John shrugged and kicked Danny’s foot just to make sure that Danny knew how weird all this was. “I guess we just don’t want the glasses,” John said. “Just as many marbles as we can buy.”
Danny dug the rest of the change out of his pocket. “We have about a dollar,” he said.
Slowly the man’s head rose over the top of his book, until his whole face peered down at Danny’s handful of nickels and dimes. He rubbed the side of hi nose and asked, “Do you have a penny with the face of a man on it?”
“Abraham Lincoln,” Danny said.
“I was thinking of a different man, actually. The Man in the Moon.”
The wind blew so hard outside right then that it rattled the windows, and the air was full of leaves and dust. The sign over the door creaked and banged. The little man pretended to read his book again, but he watched Danny out of one eye.
For a moment John hoped that Danny wouldn’t find the moon penny. They shouldn’t have taken it from the fountain. It was connected somehow to the wind blowing outside and to autumn leaves and fish skeletons and window and sparrow sleeping in the grass.
But then Danny took it out of his pocket. He held it under the light of the iron fish lamp, and John stepped up next to him in order to get a better look.
The eyes of the moon-faced man on the coin were shut now, as if he had fallen asleep but hadn’t taken his spectacles off. John couldn’t be completely certain that his eyes had been open before, but he thought that they had been. And now, just as he looked more closely at the face, the eyes seemed to move behind their eyelids, like the eyes of a man dreaming.

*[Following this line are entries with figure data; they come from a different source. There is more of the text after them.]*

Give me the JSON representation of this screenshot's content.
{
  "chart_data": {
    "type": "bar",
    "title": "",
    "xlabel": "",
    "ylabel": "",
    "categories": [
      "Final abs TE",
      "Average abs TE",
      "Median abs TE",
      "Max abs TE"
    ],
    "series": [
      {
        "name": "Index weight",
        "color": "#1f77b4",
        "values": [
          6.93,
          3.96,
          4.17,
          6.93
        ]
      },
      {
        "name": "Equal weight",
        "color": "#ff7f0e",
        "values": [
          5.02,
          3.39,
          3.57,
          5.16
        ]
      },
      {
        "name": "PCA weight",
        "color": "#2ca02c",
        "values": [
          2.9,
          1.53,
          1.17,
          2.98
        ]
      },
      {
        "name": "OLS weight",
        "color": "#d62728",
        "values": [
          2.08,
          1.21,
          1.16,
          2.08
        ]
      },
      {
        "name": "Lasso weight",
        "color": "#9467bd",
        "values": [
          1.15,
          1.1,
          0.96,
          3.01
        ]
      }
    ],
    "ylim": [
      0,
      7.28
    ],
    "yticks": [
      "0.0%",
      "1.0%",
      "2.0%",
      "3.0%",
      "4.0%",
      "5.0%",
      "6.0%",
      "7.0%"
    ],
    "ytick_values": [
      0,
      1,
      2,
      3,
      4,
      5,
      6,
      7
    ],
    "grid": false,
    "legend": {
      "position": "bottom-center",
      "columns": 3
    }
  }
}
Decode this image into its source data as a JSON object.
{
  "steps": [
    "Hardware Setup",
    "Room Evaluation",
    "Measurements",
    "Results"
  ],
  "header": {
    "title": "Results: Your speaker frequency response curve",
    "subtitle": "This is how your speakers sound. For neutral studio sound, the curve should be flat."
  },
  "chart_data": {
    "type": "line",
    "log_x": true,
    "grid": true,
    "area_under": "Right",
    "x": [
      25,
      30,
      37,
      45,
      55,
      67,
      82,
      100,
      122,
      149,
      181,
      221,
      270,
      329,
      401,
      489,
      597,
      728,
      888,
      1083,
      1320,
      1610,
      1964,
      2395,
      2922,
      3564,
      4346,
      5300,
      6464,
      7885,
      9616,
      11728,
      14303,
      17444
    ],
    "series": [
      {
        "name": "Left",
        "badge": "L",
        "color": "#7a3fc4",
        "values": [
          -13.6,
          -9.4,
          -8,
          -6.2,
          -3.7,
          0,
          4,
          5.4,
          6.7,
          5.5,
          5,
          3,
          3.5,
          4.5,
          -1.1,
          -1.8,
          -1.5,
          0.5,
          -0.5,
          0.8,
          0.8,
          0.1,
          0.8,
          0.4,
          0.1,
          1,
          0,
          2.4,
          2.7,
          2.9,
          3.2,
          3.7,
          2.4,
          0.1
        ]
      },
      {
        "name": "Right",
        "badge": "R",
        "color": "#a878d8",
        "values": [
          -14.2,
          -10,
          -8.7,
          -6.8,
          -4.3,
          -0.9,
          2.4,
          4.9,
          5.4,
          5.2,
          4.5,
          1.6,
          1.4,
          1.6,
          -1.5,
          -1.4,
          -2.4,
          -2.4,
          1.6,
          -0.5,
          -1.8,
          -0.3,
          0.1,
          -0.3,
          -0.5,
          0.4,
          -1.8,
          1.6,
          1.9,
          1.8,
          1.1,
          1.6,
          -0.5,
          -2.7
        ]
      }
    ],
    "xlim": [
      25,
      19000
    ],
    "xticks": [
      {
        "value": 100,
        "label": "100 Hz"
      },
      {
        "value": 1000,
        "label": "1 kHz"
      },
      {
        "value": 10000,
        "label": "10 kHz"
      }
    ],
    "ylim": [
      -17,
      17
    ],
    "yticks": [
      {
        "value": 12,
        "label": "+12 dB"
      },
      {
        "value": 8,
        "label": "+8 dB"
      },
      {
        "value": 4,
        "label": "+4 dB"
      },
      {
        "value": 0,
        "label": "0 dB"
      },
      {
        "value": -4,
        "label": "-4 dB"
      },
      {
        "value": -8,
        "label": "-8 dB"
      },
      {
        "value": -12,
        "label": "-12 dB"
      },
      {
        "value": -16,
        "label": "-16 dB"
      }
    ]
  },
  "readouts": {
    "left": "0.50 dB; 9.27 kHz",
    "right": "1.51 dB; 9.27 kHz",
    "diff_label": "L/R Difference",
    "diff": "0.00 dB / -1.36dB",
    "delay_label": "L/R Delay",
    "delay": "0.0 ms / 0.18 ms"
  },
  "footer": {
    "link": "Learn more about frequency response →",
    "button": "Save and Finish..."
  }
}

The little man put his book down and took a magnifying glass out from under the counter. Except for the sound of the wind, it was ghostly silent. The shadows of leaves danced on the window pane and threw shadows across the floor. Through the magnifying glass the little man’s eye was enormous, like a whale’s eye.
“This is just what I want,” he said, nodding at them. “Moon penny. These are very rare. You don’t see one in a thousand years. I had one very much like this but I threw it into a fountain and made a wish. Are you sure you want to spend it?”
Danny didn’t say anything for a moment, as if he had swallowed something and was waiting for it to go down his throat. “Sure,” he said finally.
“I
told
you to leave it in the fountain,” John whispered.
“Take the marbles,” the little man said. “But it’s only fair to tell you that they aren’t all there; this is only some of them. They used to belong to a man, but he…lost them. Some day maybe he’ll want them back, and then you’ll have to give them up.”